Which just goes to show that O hasn't yet purged all the perceptive servicemen and servicewomen from the ranks:
Former Defense Secretary Robert Gates said says he doesn't regret anything he wrote in his controversial new book and calls the memoir "an honest account."
And in an interview Sunday with CBS News, he offered perhaps his harshest yet criticism of President Obama's wartime leadership: that he didn't reach out to American troops and make them believe he supported their sacrifice.
"You say about President Obama that as much as you admired him on so many levels, he never really had a passion for pursuing the war in Afghanistan, and that kind of bothered you," CBS News correspondent Rita Braver asked Gates.
The emphasized phrase is why I haven't posted anything about the rollout of Gates' memoir. Anybody who professes to admire anything about Barack Obama is completely forfeits any credibility to say....well, pretty much anything about anything and be taken the slightest bit seriously, much less comment on anything to do with President Redlines.
"It's one thing to tell the troops that you support them. It's another to work at making them believe that you believe as president that their sacrifice is worth it, that the cause is just, that what they are doing was important for the country, and that they must succeed," said Gates.
"President (George W. ) Bush did that with the troops when I was Secretary. I did not see President Obama do that," he said. "As I write in the book, it was this absence of passion, this absence of a conviction of the importance of success that disturbed me."
Gates had to serve as SecDef for over three years under Generalissimo Dumbo to figure this out? I guess that explains why he was dimwitted enough to do so. And I hope that the proprietor of this site never features Duty: Memoirs of a Secretary of War as a Book Of The Week.

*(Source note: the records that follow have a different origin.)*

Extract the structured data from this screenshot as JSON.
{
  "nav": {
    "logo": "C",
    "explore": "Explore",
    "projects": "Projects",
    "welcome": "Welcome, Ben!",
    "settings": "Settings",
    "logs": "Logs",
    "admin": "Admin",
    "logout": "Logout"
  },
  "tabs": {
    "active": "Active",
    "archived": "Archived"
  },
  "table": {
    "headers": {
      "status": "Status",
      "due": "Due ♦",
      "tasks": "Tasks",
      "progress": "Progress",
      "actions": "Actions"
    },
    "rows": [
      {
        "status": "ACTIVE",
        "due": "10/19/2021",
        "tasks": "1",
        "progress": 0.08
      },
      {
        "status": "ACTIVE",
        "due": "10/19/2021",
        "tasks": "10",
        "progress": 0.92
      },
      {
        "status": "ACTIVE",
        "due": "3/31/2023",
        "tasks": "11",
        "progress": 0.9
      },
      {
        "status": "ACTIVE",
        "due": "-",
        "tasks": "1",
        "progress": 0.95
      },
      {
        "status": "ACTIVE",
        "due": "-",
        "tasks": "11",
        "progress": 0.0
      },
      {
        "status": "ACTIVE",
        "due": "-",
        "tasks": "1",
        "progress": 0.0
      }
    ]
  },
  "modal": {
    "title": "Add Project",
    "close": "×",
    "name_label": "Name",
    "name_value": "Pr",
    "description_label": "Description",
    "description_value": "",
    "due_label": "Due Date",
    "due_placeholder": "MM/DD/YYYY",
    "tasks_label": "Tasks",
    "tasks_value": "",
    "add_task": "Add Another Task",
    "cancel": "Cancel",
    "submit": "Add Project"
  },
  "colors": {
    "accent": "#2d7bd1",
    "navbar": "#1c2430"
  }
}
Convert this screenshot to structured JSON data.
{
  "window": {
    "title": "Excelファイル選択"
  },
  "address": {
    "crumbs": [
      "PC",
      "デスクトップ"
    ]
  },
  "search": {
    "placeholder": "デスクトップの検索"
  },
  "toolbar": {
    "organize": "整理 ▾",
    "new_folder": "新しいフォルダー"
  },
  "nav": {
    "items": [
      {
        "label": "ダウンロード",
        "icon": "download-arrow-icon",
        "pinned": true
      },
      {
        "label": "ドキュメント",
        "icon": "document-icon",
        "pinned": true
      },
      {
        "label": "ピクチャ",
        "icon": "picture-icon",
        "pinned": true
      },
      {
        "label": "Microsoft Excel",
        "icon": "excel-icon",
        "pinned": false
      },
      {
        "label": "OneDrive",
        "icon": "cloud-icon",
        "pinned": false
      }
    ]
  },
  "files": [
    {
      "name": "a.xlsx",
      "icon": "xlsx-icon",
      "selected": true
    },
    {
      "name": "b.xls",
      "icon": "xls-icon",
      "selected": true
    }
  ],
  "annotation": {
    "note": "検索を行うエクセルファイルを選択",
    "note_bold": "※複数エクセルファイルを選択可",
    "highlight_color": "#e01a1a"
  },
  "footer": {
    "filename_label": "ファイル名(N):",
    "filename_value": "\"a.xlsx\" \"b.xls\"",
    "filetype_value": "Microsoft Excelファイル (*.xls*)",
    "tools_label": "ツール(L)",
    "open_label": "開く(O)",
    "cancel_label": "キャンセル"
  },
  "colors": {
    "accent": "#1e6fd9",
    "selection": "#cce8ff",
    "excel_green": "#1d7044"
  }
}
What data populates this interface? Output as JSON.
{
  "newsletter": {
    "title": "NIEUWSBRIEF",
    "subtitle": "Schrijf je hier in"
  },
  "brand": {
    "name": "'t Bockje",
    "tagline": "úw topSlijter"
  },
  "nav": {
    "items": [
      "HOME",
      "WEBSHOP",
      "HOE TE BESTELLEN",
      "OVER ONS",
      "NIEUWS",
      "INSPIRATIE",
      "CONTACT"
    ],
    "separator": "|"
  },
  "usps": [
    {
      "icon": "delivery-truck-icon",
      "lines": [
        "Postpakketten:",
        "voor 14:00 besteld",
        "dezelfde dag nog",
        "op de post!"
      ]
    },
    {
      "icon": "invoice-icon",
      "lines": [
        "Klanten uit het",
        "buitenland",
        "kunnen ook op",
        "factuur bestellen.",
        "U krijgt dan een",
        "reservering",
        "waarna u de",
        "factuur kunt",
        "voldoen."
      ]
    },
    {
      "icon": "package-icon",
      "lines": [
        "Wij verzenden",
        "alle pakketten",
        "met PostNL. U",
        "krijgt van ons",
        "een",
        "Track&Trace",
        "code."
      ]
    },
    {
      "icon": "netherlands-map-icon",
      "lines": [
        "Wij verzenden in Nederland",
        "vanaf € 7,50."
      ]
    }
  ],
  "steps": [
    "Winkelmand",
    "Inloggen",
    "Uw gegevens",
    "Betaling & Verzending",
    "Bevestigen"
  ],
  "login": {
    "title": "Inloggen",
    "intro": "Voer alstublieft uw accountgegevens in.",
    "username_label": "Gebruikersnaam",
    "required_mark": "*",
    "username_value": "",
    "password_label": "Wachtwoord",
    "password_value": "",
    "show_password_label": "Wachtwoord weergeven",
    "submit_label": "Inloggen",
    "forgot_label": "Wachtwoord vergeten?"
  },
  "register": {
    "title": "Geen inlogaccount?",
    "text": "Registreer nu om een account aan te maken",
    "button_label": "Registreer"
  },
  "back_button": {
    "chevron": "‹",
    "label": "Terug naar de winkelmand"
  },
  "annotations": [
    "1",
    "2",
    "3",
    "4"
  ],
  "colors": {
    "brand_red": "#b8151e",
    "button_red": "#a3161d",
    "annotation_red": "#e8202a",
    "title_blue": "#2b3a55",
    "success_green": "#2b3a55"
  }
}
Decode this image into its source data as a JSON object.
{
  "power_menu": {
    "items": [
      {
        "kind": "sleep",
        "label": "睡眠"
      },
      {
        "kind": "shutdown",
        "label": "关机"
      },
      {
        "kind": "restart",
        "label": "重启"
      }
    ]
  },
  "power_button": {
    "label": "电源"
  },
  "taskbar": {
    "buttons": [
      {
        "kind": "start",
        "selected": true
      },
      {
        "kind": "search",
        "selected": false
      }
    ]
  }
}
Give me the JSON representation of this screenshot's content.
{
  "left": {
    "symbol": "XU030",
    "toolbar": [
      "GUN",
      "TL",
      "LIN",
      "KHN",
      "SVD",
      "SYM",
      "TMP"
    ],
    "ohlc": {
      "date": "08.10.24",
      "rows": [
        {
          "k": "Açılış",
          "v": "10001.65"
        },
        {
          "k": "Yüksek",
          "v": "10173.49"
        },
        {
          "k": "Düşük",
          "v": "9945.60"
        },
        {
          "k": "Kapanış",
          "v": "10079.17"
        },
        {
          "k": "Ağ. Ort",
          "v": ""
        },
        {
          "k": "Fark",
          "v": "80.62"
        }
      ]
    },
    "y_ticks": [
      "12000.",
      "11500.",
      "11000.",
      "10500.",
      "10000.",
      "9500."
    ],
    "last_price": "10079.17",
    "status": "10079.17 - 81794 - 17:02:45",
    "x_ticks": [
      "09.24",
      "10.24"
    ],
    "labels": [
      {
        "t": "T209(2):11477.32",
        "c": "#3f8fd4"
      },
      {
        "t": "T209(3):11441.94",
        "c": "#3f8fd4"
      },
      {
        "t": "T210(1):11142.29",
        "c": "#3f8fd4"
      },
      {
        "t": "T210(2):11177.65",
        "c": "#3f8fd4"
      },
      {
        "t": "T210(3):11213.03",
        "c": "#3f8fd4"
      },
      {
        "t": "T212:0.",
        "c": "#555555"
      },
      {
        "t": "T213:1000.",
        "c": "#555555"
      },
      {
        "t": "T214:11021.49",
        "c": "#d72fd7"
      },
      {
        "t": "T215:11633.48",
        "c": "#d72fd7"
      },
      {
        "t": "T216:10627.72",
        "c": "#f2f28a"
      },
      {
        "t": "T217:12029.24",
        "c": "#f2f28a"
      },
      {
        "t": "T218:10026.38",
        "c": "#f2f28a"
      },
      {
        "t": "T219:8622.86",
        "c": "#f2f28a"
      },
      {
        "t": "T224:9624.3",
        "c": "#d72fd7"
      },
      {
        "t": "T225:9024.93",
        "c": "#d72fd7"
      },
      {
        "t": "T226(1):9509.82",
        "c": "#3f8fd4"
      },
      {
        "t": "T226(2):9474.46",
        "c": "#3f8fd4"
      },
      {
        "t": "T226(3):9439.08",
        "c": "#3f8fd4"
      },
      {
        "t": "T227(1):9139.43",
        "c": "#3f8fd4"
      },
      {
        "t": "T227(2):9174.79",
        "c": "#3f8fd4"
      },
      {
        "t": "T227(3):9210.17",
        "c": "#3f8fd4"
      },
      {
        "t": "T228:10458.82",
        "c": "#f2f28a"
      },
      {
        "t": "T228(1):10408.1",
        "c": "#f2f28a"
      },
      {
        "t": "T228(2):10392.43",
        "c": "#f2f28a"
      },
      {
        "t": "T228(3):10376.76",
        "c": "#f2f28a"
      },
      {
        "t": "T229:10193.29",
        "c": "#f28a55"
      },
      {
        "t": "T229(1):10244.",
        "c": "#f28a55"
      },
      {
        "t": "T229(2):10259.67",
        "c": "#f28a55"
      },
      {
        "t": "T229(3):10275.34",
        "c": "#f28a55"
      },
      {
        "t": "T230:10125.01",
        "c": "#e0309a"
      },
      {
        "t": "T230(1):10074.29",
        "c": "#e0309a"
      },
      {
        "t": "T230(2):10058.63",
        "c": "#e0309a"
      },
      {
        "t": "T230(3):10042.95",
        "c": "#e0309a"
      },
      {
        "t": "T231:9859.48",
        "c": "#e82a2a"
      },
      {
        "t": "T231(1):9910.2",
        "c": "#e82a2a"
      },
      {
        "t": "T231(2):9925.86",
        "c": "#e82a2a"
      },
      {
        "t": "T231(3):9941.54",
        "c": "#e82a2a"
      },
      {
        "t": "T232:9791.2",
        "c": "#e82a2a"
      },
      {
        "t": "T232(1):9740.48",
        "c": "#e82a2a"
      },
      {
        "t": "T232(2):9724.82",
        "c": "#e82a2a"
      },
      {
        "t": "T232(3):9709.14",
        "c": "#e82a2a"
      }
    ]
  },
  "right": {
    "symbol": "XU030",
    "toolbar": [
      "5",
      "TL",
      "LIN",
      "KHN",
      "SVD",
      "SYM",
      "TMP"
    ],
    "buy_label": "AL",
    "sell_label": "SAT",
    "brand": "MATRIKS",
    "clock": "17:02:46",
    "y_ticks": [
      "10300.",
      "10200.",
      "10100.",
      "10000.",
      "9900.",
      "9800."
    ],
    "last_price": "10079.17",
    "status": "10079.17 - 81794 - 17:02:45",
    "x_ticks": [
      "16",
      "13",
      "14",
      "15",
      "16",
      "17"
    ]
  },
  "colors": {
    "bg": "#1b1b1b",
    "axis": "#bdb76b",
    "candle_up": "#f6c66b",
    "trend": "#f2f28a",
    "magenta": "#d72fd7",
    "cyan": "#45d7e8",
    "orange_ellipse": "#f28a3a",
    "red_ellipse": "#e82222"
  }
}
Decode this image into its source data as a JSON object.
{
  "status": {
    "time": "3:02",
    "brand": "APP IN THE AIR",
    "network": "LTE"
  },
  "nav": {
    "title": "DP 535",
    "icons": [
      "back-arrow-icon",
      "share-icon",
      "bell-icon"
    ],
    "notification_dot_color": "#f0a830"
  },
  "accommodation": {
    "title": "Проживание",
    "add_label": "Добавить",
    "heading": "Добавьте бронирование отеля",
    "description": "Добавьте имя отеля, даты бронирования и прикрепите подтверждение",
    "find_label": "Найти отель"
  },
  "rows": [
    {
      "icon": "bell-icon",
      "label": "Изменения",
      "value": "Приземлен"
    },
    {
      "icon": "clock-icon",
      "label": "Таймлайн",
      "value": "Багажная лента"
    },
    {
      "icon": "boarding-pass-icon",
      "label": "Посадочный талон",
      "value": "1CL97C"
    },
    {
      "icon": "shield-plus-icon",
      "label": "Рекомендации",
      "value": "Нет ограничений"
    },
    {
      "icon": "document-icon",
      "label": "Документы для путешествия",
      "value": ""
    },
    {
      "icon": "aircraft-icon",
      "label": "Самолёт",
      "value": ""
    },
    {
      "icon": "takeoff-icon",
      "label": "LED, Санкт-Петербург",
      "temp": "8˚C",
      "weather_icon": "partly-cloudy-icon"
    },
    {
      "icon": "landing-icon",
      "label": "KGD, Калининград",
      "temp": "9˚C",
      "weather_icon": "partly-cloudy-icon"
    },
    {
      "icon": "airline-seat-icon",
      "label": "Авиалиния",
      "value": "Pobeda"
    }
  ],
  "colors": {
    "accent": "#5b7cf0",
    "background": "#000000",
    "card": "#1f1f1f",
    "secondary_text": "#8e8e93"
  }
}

There is a particular turn of phrase that, I think, nails Gates' problem:
"So why was I so angry all the time? Why did I want to leave all the time? . . . It's just because getting anything done in Washington was so damnably hard," he said.
Lawmakers in Congress were "uncivil, incompetent in fulfilling basic Constitutional responsibilities, parochial, hypocritical, egotistical . . . too often putting self and reelection before country."
Sounds an awful lot like "country before party," doesn't it? Sound familiar?